Newsmaker
By Ali Naqvi
NAME: Mir Amil Kansi
AGE: The count is off
NATIONALITY: Pakistani
CLAIM TO FAME: Injected to death for having shot two CIA agents dead.
WITH the death of Amil Khan Kansi at least one chapter has been closed in America’s pursuit of people who are disillusioned with its biased policies. Belonging to the Kansi tribe in Balochistan, Amil Khan rose to fame in 1993 when in a daylight raid, he shot dead two CIA officials and wounded three others, right in front of the Agency’s headquarters in Langley. Brandishing an AK-47 assault rifle, the raid was one of the most spectacular and daring assaults on American interests ever, a feat that was bettered only by the 9/11 attacks. So unprepared were the American intelligence agencies for the attack that after emptying his bullet cache, Amil drove his way back.
From there on, American agents, with valuable assistance of Pakistani counterparts — a fact that has never been fully acknowledged by Pakistan — were on the heels of Amil. But catching him meant venturing into hostile, Taliban-controlled Afghan territory. Still, deceit and deception being the name of the game, Amil was lured by friends and fellow tribesmen into Pakistan from where he was kidnapped by FBI agents, and taken back to the US.
The FBI had taken four-and-a-half years to hunt Amil down. On his flight to the US, he confessed to the killings, citing a simple reason: protesting against US bias for Israel, and against Muslims and Islam. His only regret was that Pakistani authorities had allowed his American kidnappers to get him.
His subsequent trial and the whole process of appeals lasted till Thursday, the 14th of November, 2002. In the end, even Pakistan government, according to Press reports, made a half-hearted appeal to Washington to convert his death sentence into life imprisonment, but that was perhaps to add its feeble voice to the chorus rather than for any other purpose.

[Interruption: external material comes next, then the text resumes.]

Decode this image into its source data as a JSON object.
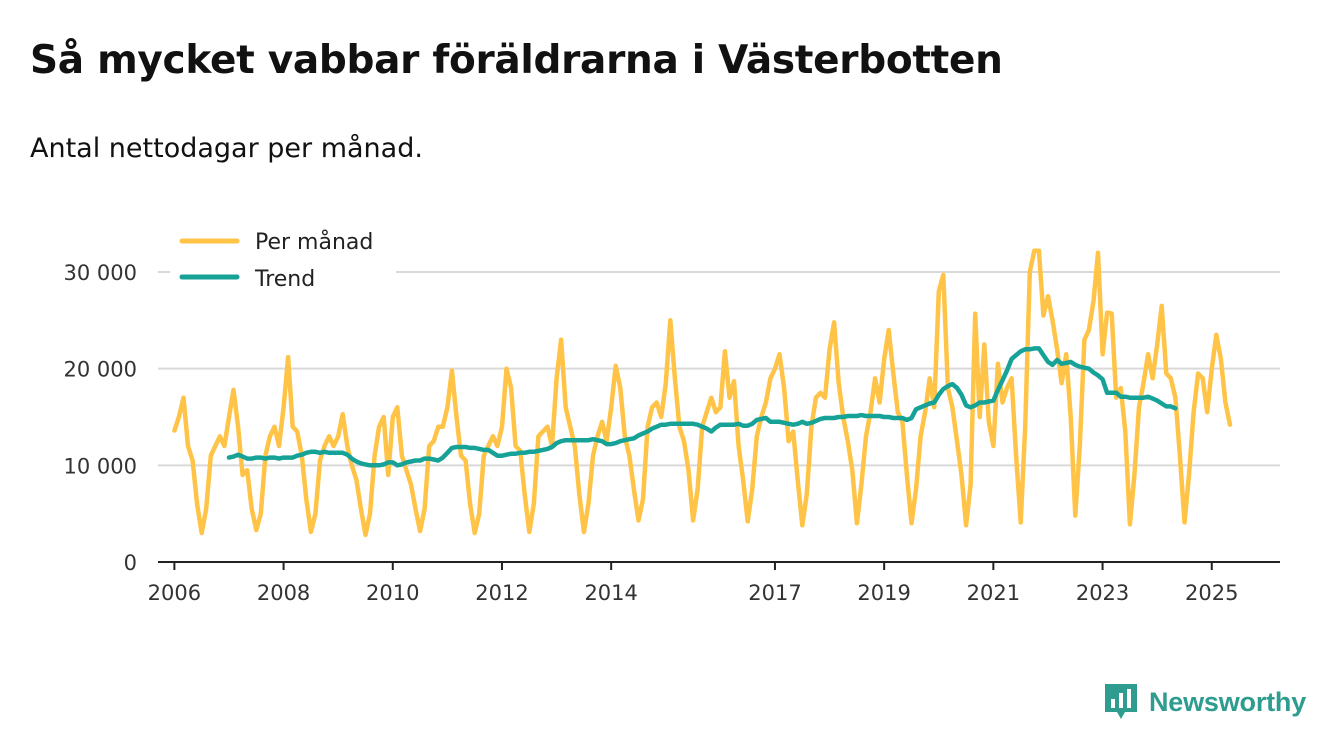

In the hours leading up to his execution, two appeals, one with the US Supreme Court and one with Virginia Governor Mark Warner, were still pending. Both were rejected. Warner said that Amil had “shown absolutely no remorse for his actions.”
Amil Khan Kansi was laid to rest next to his father in the Kansi tribe’s ancestral graveyard, in the Pakistani city of Quetta. Thousands attended his funeral and promised revenge for his death, which only confirms that the rising anti-US sentiment would continue for some time.
If the time and efforts that the Americans took in hunting down one person — responsible for the deaths of only two of its citizens - is anything to go by, getting hold of Osama bin Laden and his Al Qaeda network seems to be a distant target.